Putin si impone. Biden e l'UE non risponderanno militarmente in caso di invasione dell'Ucraina

Riusciranno Biden e Putin a scongiurare la guerra per l'Ucraina? Putin per ora ha le meglio. Ieri il presidente russo ha confermato di voler ottenere garanzie legalmente stabilite che escludano l'espansione della NATO nella direzione orientale e il dispiegamento di sistemi di armi offensive negli stati adiacenti alla Russia. Biden non prenderà in considerazione un intervento militare diretto in caso di invasione dell'Ucraina


di Nicola Iuvinale

Ieri il presidente Joe Biden ha tenuto un incontro virtuale al vertice durato due ore con il presidente russo Vladimir Putin, nel mezzo delle crescenti tensioni militari sull'Ucraina.

La trattativa è durata poco più di due ore.



Biden ha avvertito Putin che in caso di un'escalation militare con l'Ucraina, gli Stati Uniti e i suoi alleati adotteranno misure "serie economiche e di altro tipo".

In risposta, Vladimir Putin "ha sottolineato che la responsabilità non dovrebbe essere spostata sulle spalle della Russia, dal momento che è la NATO che sta facendo pericolosi tentativi di conquistare il territorio ucraino e sta costruendo il suo potenziale militare ai confini russi".

"Pertanto, la Russia è seriamente interessata ad ottenere garanzie affidabili e legalmente fissate che escludano l'espansione della NATO nella direzione orientale e il dispiegamento di sistemi di armi offensive negli stati adiacenti alla Russia".

I leader hanno convenuto di incaricare i loro rappresentanti di impegnarsi in consultazioni sostanziali su queste questioni delicate.

Sebbene l'amministrazione Biden sia stata ansiosa di concentrarsi sulla Cina piuttosto che sulla Russia, Putin sta abilmente assicurando che Mosca rimanga un attore centrale nella politica mondiale.

Il vertice stesso è un potente segno dell'influenza del Cremlino.

Secondo quanto riferito, l'amministrazione Biden non sta prendendo in considerazione un intervento militare diretto in caso di uno scenario di invasione dell'Ucraina.

Biden ha cercato di avvertire Putin delle conseguenze economiche che sarebbero state imposte al Cremlino se la Russia decidesse di invadere l'Ucraina, sebbene la Casa Bianca e l'UE non abbiano elaborato alcuna misura punitiva specifica.

I funzionari della Casa Bianca avevano precedentemente parlato di una vasta gamma di sanzioni "ad alto impatto" volte a imporre costi elevati sulla potenziale aggressione russa in Ucraina, incluso il taglio della Russia dal sistema di transazioni globali SWIFT, ulteriori restrizioni alla vendita del debito russo nel mercato secondario, e sanzioni mirate contro gli oligarchi russi ritenuti nella cerchia ristretta di Putin.
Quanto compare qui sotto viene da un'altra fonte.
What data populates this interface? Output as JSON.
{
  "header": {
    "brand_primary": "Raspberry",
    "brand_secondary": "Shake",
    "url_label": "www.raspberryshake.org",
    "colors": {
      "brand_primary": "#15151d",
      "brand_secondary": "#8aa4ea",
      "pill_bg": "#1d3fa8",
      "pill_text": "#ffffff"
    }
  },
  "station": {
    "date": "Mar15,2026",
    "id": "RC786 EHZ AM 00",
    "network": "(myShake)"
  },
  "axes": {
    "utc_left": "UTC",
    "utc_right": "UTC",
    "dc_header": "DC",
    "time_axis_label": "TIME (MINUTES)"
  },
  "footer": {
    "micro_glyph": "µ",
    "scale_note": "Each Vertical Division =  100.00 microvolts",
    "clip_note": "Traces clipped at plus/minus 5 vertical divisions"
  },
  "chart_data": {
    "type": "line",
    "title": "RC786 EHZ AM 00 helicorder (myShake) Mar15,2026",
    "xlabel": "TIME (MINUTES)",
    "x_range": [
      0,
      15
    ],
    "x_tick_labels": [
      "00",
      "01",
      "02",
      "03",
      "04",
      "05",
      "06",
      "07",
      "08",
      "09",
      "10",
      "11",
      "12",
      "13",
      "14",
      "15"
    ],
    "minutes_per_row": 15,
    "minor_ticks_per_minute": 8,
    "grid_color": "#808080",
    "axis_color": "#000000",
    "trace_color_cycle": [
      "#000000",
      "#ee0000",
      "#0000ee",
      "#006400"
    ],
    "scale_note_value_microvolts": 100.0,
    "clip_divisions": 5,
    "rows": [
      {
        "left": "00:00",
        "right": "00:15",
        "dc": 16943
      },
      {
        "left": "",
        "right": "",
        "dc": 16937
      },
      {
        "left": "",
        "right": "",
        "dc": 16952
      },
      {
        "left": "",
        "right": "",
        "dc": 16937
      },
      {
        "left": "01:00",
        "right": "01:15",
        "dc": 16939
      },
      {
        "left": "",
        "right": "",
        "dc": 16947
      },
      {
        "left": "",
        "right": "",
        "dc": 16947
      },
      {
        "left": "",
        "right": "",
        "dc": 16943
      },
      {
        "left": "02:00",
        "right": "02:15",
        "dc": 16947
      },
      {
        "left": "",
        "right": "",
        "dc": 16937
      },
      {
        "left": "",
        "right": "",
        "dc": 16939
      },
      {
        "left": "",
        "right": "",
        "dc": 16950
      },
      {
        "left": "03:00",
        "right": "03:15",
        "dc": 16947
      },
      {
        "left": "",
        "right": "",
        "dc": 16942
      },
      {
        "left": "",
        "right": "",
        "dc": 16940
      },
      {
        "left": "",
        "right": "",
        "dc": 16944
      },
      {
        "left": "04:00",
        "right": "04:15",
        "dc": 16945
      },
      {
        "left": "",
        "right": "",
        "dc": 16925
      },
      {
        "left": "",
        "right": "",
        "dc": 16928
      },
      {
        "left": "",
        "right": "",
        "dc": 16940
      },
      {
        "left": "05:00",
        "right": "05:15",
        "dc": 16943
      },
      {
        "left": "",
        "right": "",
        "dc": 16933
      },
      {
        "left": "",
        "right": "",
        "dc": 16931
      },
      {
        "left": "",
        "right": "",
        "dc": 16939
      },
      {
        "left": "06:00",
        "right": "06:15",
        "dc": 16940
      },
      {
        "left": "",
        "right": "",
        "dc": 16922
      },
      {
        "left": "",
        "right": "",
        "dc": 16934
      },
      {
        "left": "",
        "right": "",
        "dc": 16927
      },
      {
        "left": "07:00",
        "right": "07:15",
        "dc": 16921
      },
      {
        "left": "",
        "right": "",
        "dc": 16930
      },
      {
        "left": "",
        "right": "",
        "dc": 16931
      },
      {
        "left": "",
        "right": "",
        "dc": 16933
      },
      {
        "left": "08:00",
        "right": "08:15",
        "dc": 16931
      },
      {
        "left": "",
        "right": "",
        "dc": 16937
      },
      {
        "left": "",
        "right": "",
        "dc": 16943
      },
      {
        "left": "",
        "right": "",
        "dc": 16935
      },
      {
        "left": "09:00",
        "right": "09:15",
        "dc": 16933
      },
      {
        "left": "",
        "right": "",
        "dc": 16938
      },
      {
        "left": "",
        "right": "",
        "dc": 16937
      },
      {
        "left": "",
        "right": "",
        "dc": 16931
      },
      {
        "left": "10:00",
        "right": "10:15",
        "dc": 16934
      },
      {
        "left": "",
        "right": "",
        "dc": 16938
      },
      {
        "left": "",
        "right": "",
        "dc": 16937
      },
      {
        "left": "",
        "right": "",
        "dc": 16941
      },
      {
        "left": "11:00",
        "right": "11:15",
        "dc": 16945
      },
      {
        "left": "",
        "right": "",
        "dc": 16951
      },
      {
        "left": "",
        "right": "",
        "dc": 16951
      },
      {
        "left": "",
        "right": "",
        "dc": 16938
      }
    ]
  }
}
Inoltre, l'amministrazione USA sta preparando in considerazione anche piani di emergenza per l'evacuazione dei cittadini americani in caso di invasione russa.

Biden ha conferito ieri sera con il presidente francese Emmanuel Macron, la cancelliera tedesca Angela Merkel, il primo ministro italiano Mario Draghi e il primo ministro britannico Boris Johnson.

Il presidente degli Stati Uniti dovrebbe parlare con lo stesso gruppo oggi.

In questo momento, Putin ha il sopravvento mentre Biden e l'Europa cercano di capire come rispondere alle sue mosse.

Ma non sarà certamente armata.

Come con la Georgia anni fa e l'illusione del Presidente Bush.

L'Ucraina dovrà fare da sola, ma i tempi sono brevissimi. Putin non aspetterà oltre nella crescita militare dell'Ucraina, sostenuta economicamente dalla Nato e dagli Usa.

Gli USA hanno rilasciato una dichiarazione ufficiale; idem il Cremlino.